Mr. Hamoui chronicled the shutdown and reopening of borders where he maintained that the disuniform reopening of borders demonstrated by African countries has had its negative effect on cross border trade.

He said while many countries had for a long period opened their borders to commercial vehicles, travel restrictions for people have impeded the flow of cross border trade.

“For example if you go to Cote D’Ivoire, the borders are closed. You can leave Elubo but you will get stuck at their side.”

Mr. Hamoui stated that, “even if the corridors are open for the movement of commercial vehicles, there is still that difficulty in the movement of people and until we get to a time where we have the normalization of free movement of people, trade will be stagnant because trade moves where people move.
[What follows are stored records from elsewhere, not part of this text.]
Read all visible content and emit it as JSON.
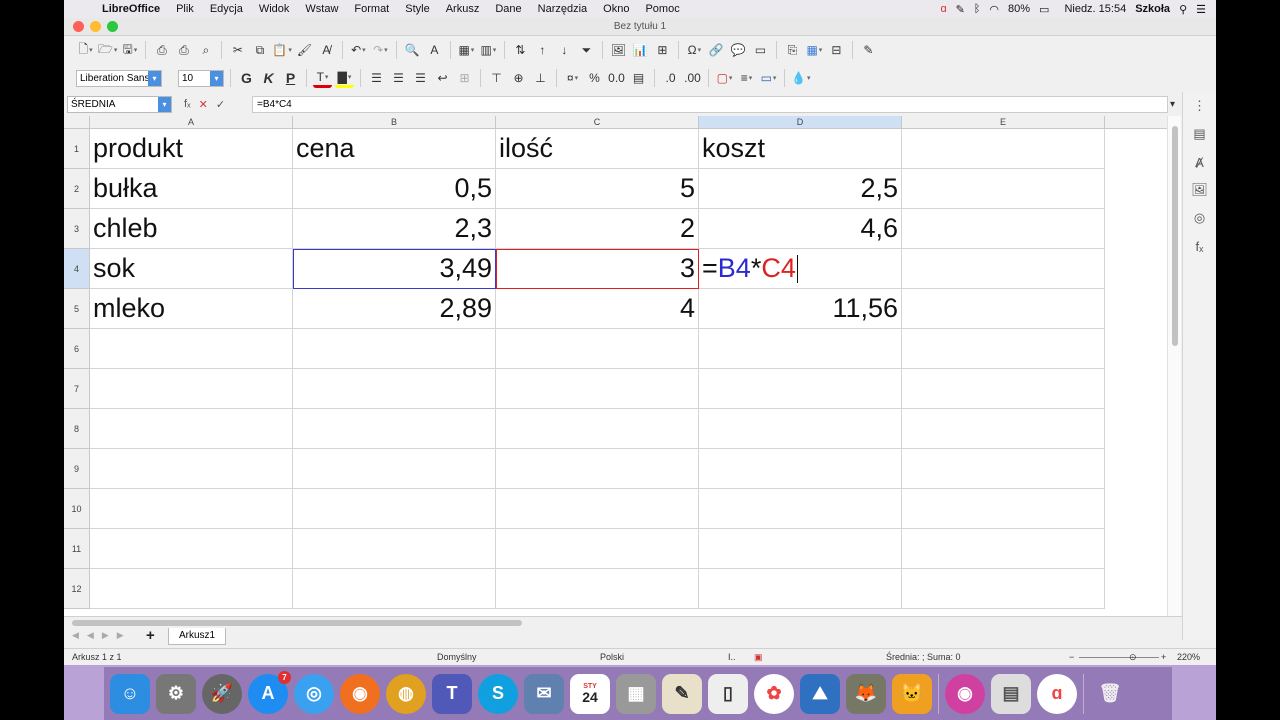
{
  "menubar": {
    "app": "LibreOffice",
    "items": [
      "Plik",
      "Edycja",
      "Widok",
      "Wstaw",
      "Format",
      "Style",
      "Arkusz",
      "Dane",
      "Narzędzia",
      "Okno",
      "Pomoc"
    ],
    "battery": "80%",
    "clock": "Niedz. 15:54",
    "user": "Szkoła"
  },
  "window": {
    "title": "Bez tytułu 1"
  },
  "format": {
    "font_name": "Liberation Sans",
    "font_size": "10"
  },
  "formula": {
    "name_box": "ŚREDNIA",
    "fx_label": "fₓ",
    "content": "=B4*C4"
  },
  "columns": [
    "A",
    "B",
    "C",
    "D",
    "E"
  ],
  "rows": [
    "1",
    "2",
    "3",
    "4",
    "5",
    "6",
    "7",
    "8",
    "9",
    "10",
    "11",
    "12"
  ],
  "cells": {
    "r1": {
      "a": "produkt",
      "b": "cena",
      "c": "ilość",
      "d": "koszt"
    },
    "r2": {
      "a": "bułka",
      "b": "0,5",
      "c": "5",
      "d": "2,5"
    },
    "r3": {
      "a": "chleb",
      "b": "2,3",
      "c": "2",
      "d": "4,6"
    },
    "r4": {
      "a": "sok",
      "b": "3,49",
      "c": "3",
      "d_eq": "=",
      "d_ref1": "B4",
      "d_op": "*",
      "d_ref2": "C4"
    },
    "r5": {
      "a": "mleko",
      "b": "2,89",
      "c": "4",
      "d": "11,56"
    }
  },
  "sheet_tab": "Arkusz1",
  "status": {
    "sheet": "Arkusz 1 z 1",
    "style": "Domyślny",
    "language": "Polski",
    "summary": "Średnia: ; Suma: 0",
    "zoom": "220%"
  },
  "dock": {
    "calendar_month": "STY",
    "calendar_day": "24",
    "appstore_badge": "7"
  },
  "colors": {
    "ref_b": "#2a2ad0",
    "ref_c": "#e02020",
    "selected_header": "#cfe0f5"
  }
}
This has created uncertainty within the business space, so people have been unable to adequately plan and anticipate.”

These restrictions according to him, go beyond safety measures against the spread of COVID 19, but also a deliberate effort by nations in the wake of political unrests and widespread insecurities in certain areas of the continent.

According to the National President of Borderless Alliance, if strategic collaborative approaches are not taken, trade facilitation will suffer at the expense of excessive nationalism.

“At the end of the day, countries have to look at the risk element and enhance risk profiling and based on that, you address the core roots of the problem so we can reduce the risks,” he said.

This approach, Mr. Hamoui said, is better than the outright, ad-hoc closure of borders, which do not serve Africa’s trade liberalization objectives.

According to the trade advocate, aside the restrictions that have emerged out of nations’ desire to mitigate the wave of health and security threats, cross border trading in West Africa is becoming increasingly expensive, creating extra barriers to trade.

“We know that some traders are compliant but some others are not. On the other hand, we know some agencies are not facilitating trade at the level they are supposed to even when traders are compliant. Sometimes money exchanges are made, and with these activities, economic losses are incurred,” he elaborated.

The National President of Borderless Alliance did not fail to mention the numerous security checkpoints and barriers along the various West African corridors, where he recalled that the number of such along Ghana’s corridor was approximately 75, last time he checked.

He acknowledged that while security reasons are reasonable, the numerous checkpoints open the corridor up to corruption and uncompetitiveness.

He made a strong appeal to authorities to simplify and make affordable, trade processes in order to encourage increased trade activities especially for the informal, small scale trade sector, which represent the large chunk of businesses within the region.

Ziad Hamoui, reiterated that for success to be seen in regional protocols and interventions intended to improve trade facilitation, political will is of utmost importance.